06/07/2019 Comments off

Attention : intérêt grandiose pour ce document qui vient de sortir : tout comprendre de la machine à broyer (les petits) que sont nos dirigeants.
Inès Léraud, l’autrice de Algues vertes l’histoire Interdite, un docu-BD ( dessiné par Pierre van Hove) s’est formée à la Femis et à l’école Louis Lumière et réalise depuis 2008 de nombreux documentaires axés sur les enjeux écologiques. Pour ce problème des algues vertes, elle quitte Paris pour s’installer trois ans en Bretagne et commence son reportage par un journal diffusé sur France Culture de 2016 à 2018. Une première parution a eu lieu dans la Revue Dessinée.

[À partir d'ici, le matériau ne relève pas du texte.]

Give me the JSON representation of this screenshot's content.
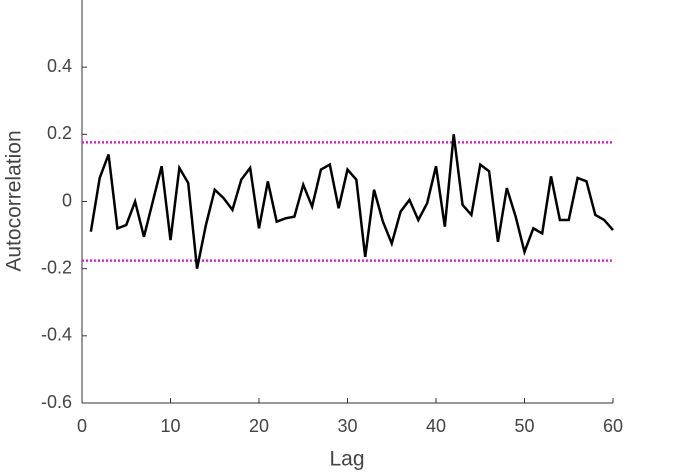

Cette BD est beaucoup plus complète et, pour expliciter comment on en est arrivé là (déni total des différents gouvernements), elle fait remonter l’histoire à l’après-guerre, au plan Marshall qui n’a pas eu que du bon. Notamment, le remembrement, c’est à dire la destructions des petites parcelles agricoles, des haies.., pour aboutir à de grandes surfaces industrialisées, rentables. Elle montre comment on a supprimé le travail des paysans pour les envoyer contre leur gré dans des usine. Puis comment (je résume) on en arrive à ces énormes fabriques à viande de porcs (et poulets) qu’on engraisse, sans se soucier du lisier que ces pratiques produisent. Jusqu’à ce que les algues vertes commencent à tuer. Un récoltant, d’abord, puis un cheval, des joggers, des sangliers, des chiens. Le déni d’état est toujours là. Les défenseurs de l’environnement se heurtent aux lobbies, aux grosses firmes très nombreuses, aux préfets qui s’arrangent pour que rien ne sorte, aux activités touristiques etc…

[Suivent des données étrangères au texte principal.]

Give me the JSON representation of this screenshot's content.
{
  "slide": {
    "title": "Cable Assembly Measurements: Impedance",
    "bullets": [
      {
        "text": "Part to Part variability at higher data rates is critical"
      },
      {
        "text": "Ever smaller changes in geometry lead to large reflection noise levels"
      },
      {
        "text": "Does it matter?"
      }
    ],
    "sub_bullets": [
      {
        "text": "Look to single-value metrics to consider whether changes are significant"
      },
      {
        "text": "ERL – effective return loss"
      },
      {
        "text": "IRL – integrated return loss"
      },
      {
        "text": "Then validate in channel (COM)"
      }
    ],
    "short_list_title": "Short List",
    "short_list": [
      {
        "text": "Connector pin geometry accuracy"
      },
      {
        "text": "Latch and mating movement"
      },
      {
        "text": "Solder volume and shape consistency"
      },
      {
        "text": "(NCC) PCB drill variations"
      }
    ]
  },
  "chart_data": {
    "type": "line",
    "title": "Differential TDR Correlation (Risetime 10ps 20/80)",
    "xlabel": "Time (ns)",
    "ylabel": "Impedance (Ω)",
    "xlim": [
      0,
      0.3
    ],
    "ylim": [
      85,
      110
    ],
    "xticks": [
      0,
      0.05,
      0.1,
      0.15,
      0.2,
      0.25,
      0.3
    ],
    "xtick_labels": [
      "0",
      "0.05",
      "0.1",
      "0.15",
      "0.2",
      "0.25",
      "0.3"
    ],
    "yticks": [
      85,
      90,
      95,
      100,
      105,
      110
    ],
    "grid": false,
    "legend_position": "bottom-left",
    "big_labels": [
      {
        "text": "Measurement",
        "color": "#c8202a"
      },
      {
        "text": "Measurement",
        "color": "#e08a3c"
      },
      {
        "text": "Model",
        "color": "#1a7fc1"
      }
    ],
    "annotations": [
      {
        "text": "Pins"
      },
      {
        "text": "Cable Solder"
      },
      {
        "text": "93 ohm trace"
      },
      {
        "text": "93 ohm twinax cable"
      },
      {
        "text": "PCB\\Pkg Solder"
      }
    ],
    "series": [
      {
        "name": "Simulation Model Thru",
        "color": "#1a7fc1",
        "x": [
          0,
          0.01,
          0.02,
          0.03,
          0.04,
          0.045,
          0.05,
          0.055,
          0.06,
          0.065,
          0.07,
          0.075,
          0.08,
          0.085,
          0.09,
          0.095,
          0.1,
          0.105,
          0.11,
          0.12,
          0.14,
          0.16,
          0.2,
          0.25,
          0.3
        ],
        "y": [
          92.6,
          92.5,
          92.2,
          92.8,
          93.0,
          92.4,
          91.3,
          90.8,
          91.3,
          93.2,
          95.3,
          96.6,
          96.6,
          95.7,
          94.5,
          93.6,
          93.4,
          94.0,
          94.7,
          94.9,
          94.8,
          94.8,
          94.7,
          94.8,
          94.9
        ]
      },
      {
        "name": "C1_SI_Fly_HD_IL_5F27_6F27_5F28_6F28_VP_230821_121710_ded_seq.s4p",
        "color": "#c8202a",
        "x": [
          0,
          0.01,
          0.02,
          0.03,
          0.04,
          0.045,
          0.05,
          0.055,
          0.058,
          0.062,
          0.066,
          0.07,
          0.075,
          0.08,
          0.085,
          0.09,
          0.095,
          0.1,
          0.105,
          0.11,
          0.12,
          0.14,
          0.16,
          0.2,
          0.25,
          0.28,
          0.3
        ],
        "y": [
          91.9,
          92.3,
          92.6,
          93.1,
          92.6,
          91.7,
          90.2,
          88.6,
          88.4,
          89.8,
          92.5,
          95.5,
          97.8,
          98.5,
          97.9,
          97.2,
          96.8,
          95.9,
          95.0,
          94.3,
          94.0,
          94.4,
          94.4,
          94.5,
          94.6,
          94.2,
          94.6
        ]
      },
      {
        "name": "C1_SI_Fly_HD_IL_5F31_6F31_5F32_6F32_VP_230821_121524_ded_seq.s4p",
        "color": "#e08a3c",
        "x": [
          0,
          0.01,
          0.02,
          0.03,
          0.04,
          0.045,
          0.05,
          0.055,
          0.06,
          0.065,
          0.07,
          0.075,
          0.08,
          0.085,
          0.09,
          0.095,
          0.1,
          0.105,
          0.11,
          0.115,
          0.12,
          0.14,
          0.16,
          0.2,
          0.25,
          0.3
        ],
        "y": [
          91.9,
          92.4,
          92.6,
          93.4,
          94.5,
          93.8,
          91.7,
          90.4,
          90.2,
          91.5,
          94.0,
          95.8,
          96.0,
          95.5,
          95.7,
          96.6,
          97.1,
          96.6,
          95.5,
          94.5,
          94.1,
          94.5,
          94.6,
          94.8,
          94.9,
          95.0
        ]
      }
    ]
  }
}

On verra dans ce livre précis, très référencé et précieux, comment tous ces responsables se tiennent le bras (et le portefeuille) pour anéantir la révolte, ou au moins, la reconnaissance de ce tueur en série qu’est l’hydrogène sulfuré. Des plages entières sont interdites, des baies sont transformées en déserts sans aucune faune ou flore, et des scientifiques marrons, des politiciens véreux, des patrons d’industrie iniques continuent à empêcher la vérité (connue de tous) de sortir. C’est écœurant. Quand on lit ça, on comprend l’imbrication de tous les pouvoirs entre eux, ministres de l’agriculture en tête, et le maintien des subventions pour continuer l’aberrante croissance de cette industrie enrichissante pour ce petit monde, destructrice pour l’environnement, ultra-dangereuse pour les vivants. Et encore, il n’y est même pas question de condition animale.

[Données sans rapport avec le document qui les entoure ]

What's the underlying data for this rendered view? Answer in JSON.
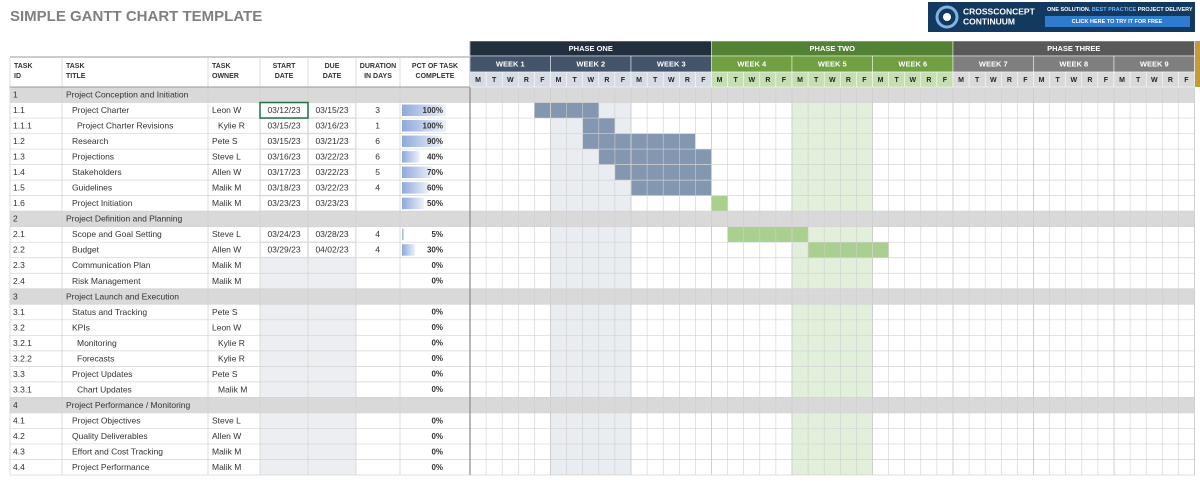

Une seule et maigre victoire : la mort d’un homme (les pouvoirs ont « convaincu » la veuve de façon abjecte de ne pas demander d’autopsie) qui été enfin reconnue comme accident de travail, après exhumation et neuf ans de lutte.
Quand on referme le livre, on voit comment les puissants (des préfets mouillés jusqu’au cou) sont armés pour écraser toute forme de rébellion, et ce, on suppose, dans tous les secteurs d’activité. Un bulldozer qui ne cesse de grandir contre une armée de fourmis que sont les assos de défense, les scientifiques honnêtes, les populations flouées et menacées et tous ceux qui, conscients de la menace, tentent de faire jaillir la vérité afin que ces pratiques cessent.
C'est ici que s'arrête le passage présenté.